The defaults settings are bad, they have massive performance cost which affects both the OBS Streaming and Recording and most budget cards won't be able to run it properly, even depending on the kind of vsync they use.

This is especially obvious if your GPU is being hammered, even if you didn't get it for a few months, anytime your GPU needs to "hang" and load stuff (like new textures or assets that weren't in memory) or you defragged your PC and didn't play a game for many months, the casual small game "stutter" that is already pegging your GPU will pretty much kill your recording on you GPU.

- Reduce the Preset to 1 or 2, these are the free encoders which don't put stress on your GPU (even if Medium is the old High Quality, something changed here)
- Disable all other options and do a Single Pass (some cards cannot run Two Quarter).
- If using QCP, you can technically drop your BFrames to 0 (up to you).
- Make sure you run OBS as Admin.
- Key Interval is on you, some people recommend 1 but it makes for huge file sizes, and so on. It's makes editing videos easier at the cost of space.

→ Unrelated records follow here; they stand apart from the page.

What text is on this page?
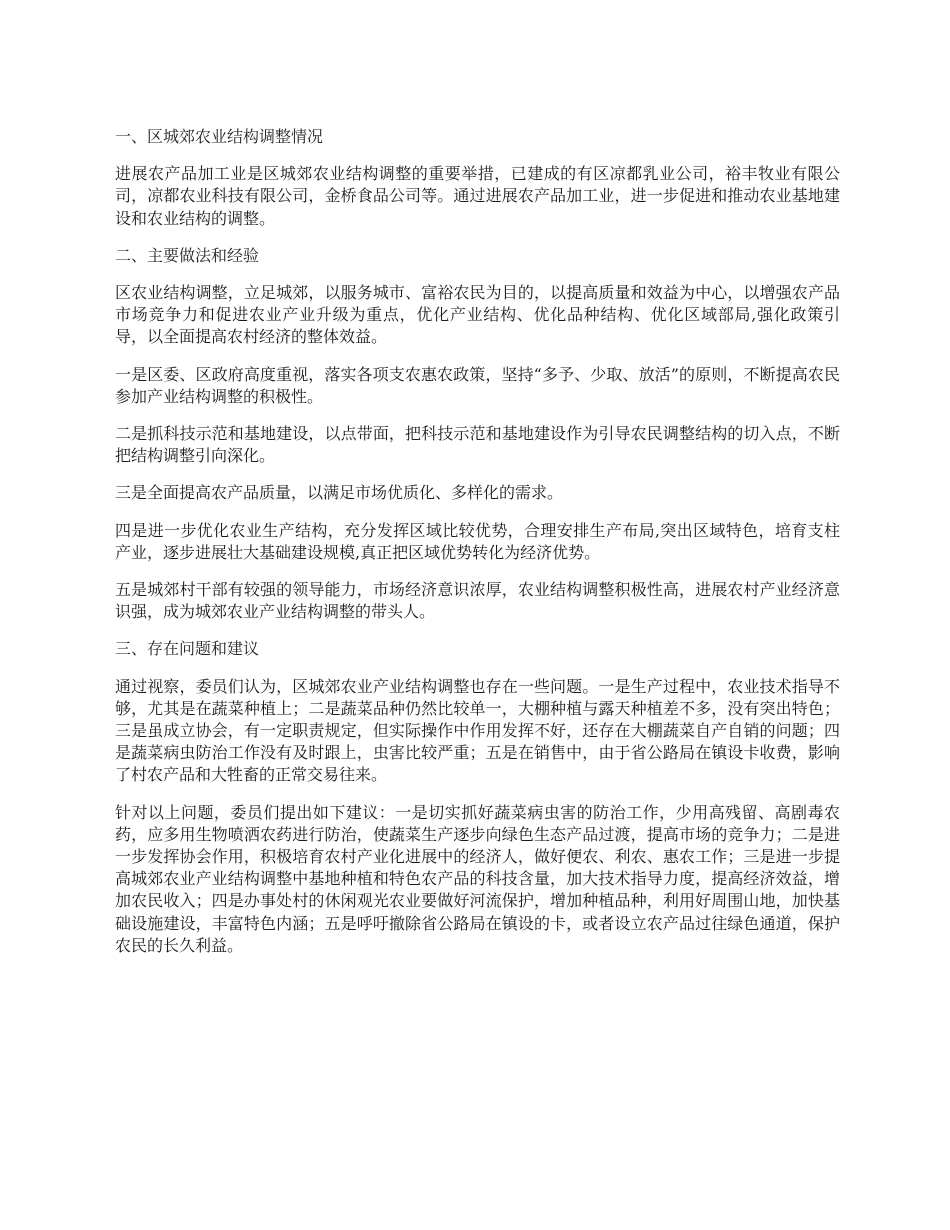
一、区城郊农业结构调整情况

进展农产品加工业是区城郊农业结构调整的重要举措，已建成的有区凉都乳业公司，裕丰牧业有限公司，凉都农业科技有限公司，金桥食品公司等。通过进展农产品加工业，进一步促进和推动农业基地建设和农业结构的调整。

二、主要做法和经验

区农业结构调整，立足城郊，以服务城市、富裕农民为目的，以提高质量和效益为中心，以增强农产品市场竞争力和促进农业产业升级为重点，优化产业结构、优化品种结构、优化区域部局,强化政策引导，以全面提高农村经济的整体效益。

一是区委、区政府高度重视，落实各项支农惠农政策，坚持“多予、少取、放活”的原则，不断提高农民参加产业结构调整的积极性。

二是抓科技示范和基地建设，以点带面，把科技示范和基地建设作为引导农民调整结构的切入点，不断把结构调整引向深化。

三是全面提高农产品质量，以满足市场优质化、多样化的需求。

四是进一步优化农业生产结构，充分发挥区域比较优势，合理安排生产布局,突出区域特色，培育支柱产业，逐步进展壮大基础建设规模,真正把区域优势转化为经济优势。

五是城郊村干部有较强的领导能力，市场经济意识浓厚，农业结构调整积极性高，进展农村产业经济意识强，成为城郊农业产业结构调整的带头人。

三、存在问题和建议

通过视察，委员们认为，区城郊农业产业结构调整也存在一些问题。一是生产过程中，农业技术指导不够，尤其是在蔬菜种植上；二是蔬菜品种仍然比较单一，大棚种植与露天种植差不多，没有突出特色；三是虽成立协会，有一定职责规定，但实际操作中作用发挥不好，还存在大棚蔬菜自产自销的问题；四是蔬菜病虫防治工作没有及时跟上，虫害比较严重；五是在销售中，由于省公路局在镇设卡收费，影响了村农产品和大牲畜的正常交易往来。

针对以上问题，委员们提出如下建议：一是切实抓好蔬菜病虫害的防治工作，少用高残留、高剧毒农药，应多用生物喷洒农药进行防治，使蔬菜生产逐步向绿色生态产品过渡，提高市场的竞争力；二是进一步发挥协会作用，积极培育农村产业化进展中的经济人，做好便农、利农、惠农工作；三是进一步提高城郊农业产业结构调整中基地种植和特色农产品的科技含量，加大技术指导力度，提高经济效益，增加农民收入；四是办事处村的休闲观光农业要做好河流保护，增加种植品种，利用好周围山地，加快基础设施建设，丰富特色内涵；五是呼吁撤除省公路局在镇设的卡，或者设立农产品过往绿色通道，保护农民的长久利益。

If worse comes to worse, you might need to drop to H264 since it's technically lighter then HEVC (I couldn't find any information on nVidia Documents if HEVC required to use CUDA or such things which makes the performance worse, unlike H264).
I tried changing my settings to your recommended ones, but it didn't change much. The stutters/lags are still there.
 

Acey05

Member
I tried changing my settings to your recommended ones, but it didn't change much. The stutters/lags are still there.
What about H264 instead of HEVC? I never found luck with HEVC since I started using it (it can stutter the video on pretty much any indie game on a 1060 for example).

If you want to make sure it's not your PC that's the problem, try recording on the cheapest QuickSync option possible, with a high quality CRF or CQP (like 16 or something) and check the video.

The file size will be huge, but it literally could narrow down if it's a PC issues (slow HDD for example) or HEVC itself.